What a Protected Page controls.
| Control | What it does | Why it matters |
|---|---|---|
| Protection mode | Controls allow, redirect, block, or rate-limit behavior. | Lets teams start safely before using hard blocks. |
| Redirect target | Defines where risky traffic should go. | Keeps sensitive pages away from suspicious visits. |
| Country and referrer rules | Applies local rules to specific pages. | Avoids one global policy for every route. |
| Schedule windows | Changes behavior by time or campaign window. | Useful for campaign-specific traffic flows. |
| Repeat-visit handling | Spots suspicious repeat activity. | Helps control scrapers, checkers, and repeat abuse. |
| Traffic Log visibility | Records outcome and reason. | Makes routing decisions reviewable. |
Protected Pages vs Smart Links.
The right layer depends on where the traffic decision needs to happen.
Protected Pages
- Best when the visitor lands directly on the real page
- Decision happens close to the final destination
- Best for landing pages, forms, signup, payment, sensitive routes
- Local page rules matter
Smart Links
- Best when traffic first passes through a routing, tracking, or redirect domain
- Decision happens before the final destination opens
- Best for campaign links, redirect domains, affiliate flows, tracker domains
- Link-layer screening matters
Common questions.
What is a Protected Page?
A Protected Page is a route in KillBot where you apply page-level rules — country, referrer, schedule, repeat-visit, and protection mode — directly to a real destination URL on your site.
Should I use Protected Pages or Smart Links?
Use Protected Pages when visitors land directly on the real page. Use Smart Links when traffic first passes through a routing, tracking, or redirect domain.
Can I redirect risky traffic instead of blocking it?
Yes. Redirect mode is the default safer rollout — risky visits are sent to a configured safe URL instead of the protected page. Use it to verify the pattern in the Traffic Log before moving to stricter blocking.
Does each Protected Page have its own rules?

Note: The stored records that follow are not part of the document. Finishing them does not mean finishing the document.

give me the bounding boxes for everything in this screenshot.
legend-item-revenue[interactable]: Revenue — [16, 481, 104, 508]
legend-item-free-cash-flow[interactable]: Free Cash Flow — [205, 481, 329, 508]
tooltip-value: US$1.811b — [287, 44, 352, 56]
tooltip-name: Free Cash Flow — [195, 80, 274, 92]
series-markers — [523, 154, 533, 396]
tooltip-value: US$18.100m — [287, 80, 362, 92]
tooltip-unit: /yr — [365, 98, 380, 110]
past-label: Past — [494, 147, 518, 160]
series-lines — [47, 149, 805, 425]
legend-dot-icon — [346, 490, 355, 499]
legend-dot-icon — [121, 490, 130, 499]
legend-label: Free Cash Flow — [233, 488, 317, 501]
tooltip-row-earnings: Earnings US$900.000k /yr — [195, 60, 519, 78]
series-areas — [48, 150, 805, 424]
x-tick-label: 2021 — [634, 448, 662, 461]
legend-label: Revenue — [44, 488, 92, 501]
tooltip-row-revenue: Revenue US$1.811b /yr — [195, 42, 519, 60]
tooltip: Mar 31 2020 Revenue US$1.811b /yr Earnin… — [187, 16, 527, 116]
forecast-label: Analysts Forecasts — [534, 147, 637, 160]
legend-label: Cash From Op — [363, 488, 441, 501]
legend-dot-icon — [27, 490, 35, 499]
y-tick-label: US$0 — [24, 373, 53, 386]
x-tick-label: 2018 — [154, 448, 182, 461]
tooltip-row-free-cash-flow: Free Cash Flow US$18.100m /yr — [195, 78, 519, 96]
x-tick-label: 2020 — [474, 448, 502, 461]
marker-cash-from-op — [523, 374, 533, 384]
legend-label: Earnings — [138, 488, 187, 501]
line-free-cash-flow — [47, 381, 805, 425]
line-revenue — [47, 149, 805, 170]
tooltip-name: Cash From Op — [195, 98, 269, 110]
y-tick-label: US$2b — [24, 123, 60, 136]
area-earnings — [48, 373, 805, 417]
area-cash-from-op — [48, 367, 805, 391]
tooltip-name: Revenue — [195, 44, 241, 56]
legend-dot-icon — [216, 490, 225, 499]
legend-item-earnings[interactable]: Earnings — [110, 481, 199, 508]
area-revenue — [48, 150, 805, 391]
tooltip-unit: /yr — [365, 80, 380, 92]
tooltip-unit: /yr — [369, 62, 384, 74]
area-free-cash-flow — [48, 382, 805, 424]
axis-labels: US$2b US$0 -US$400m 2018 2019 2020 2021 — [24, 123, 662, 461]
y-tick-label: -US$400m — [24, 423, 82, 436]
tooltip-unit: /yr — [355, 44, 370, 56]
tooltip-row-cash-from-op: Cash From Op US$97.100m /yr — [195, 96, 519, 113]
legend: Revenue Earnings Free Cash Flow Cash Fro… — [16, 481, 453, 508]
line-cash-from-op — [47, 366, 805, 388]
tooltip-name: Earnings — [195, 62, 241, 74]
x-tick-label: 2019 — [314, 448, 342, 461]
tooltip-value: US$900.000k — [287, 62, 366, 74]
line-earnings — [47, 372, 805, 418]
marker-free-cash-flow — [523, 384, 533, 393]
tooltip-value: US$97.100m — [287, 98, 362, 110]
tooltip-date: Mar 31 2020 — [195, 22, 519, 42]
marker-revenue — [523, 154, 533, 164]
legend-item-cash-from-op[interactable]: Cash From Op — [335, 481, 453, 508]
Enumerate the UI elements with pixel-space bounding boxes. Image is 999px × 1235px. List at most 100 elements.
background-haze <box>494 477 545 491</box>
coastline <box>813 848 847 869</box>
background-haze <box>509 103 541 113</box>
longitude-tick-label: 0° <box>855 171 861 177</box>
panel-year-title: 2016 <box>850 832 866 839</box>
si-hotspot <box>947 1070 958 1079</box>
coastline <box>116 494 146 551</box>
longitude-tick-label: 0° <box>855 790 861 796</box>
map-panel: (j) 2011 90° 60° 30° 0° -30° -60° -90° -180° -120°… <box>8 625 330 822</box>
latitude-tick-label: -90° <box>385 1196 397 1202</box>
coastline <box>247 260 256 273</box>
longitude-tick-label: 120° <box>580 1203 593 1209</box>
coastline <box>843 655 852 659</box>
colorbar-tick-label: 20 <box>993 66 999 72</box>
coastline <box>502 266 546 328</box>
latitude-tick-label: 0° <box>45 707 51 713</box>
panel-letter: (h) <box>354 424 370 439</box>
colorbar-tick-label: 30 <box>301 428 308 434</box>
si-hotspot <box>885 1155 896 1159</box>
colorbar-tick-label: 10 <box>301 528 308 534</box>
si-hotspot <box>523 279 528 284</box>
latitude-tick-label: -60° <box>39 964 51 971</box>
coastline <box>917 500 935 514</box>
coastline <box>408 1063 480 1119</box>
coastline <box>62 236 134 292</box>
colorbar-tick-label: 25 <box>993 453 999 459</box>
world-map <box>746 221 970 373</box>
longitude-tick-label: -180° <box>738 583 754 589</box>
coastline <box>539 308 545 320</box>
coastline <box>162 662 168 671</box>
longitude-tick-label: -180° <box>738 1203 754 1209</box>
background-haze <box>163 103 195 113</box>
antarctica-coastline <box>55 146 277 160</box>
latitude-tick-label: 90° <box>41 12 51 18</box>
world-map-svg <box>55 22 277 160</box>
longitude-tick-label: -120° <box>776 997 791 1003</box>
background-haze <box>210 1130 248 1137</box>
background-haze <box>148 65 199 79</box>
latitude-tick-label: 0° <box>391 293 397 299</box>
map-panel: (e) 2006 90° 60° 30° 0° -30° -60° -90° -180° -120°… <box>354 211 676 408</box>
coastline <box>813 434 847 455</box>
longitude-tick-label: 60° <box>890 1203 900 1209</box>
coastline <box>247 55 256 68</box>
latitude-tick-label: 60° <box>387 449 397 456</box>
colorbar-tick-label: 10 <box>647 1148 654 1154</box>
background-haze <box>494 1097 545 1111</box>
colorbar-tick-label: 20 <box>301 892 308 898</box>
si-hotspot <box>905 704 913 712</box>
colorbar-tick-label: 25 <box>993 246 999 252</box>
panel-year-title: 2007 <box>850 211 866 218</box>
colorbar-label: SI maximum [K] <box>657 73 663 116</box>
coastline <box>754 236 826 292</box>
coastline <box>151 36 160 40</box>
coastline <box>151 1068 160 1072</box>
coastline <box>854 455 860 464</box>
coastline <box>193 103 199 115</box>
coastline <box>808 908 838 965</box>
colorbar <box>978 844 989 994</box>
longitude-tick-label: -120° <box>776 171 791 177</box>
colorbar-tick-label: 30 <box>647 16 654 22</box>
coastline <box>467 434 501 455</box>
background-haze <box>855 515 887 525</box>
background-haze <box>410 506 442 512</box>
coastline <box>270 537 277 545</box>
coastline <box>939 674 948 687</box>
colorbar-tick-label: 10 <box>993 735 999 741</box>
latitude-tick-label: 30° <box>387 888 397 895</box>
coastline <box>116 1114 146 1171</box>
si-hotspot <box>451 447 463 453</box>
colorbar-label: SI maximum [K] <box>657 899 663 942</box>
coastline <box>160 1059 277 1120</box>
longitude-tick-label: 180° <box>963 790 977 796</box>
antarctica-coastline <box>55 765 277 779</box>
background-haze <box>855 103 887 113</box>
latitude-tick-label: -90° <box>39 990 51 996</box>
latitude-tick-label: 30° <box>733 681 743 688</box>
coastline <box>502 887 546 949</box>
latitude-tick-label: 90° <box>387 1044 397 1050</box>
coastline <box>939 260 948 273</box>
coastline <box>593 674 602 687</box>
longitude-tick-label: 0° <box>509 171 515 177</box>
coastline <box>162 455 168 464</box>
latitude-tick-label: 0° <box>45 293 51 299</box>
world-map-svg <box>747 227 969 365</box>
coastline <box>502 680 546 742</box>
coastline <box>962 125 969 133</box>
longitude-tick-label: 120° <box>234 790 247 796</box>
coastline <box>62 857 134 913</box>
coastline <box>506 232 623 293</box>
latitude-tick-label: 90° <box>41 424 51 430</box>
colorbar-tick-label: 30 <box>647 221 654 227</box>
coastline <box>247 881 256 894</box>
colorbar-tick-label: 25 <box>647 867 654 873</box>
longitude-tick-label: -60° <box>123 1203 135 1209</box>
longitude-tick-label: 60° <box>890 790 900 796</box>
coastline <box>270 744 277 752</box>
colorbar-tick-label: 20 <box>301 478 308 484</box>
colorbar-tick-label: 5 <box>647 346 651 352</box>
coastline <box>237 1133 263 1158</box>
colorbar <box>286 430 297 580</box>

Yes. Country, referrer, schedule, repeat-visit, and redirect rules are configured per Protected Page. A campaign landing page can have different controls than a payment page on the same account.
Can I review what happened to each visit?
Every visit appears in the Traffic Log with IP, country, ASN, matched category, reason, source route, and final outcome.
Start with one protected route, verify the log, then scale.
Create one Protected Page, run it in redirect mode, watch the first decisions land in the Traffic Log, then expand only after the route behaves predictably.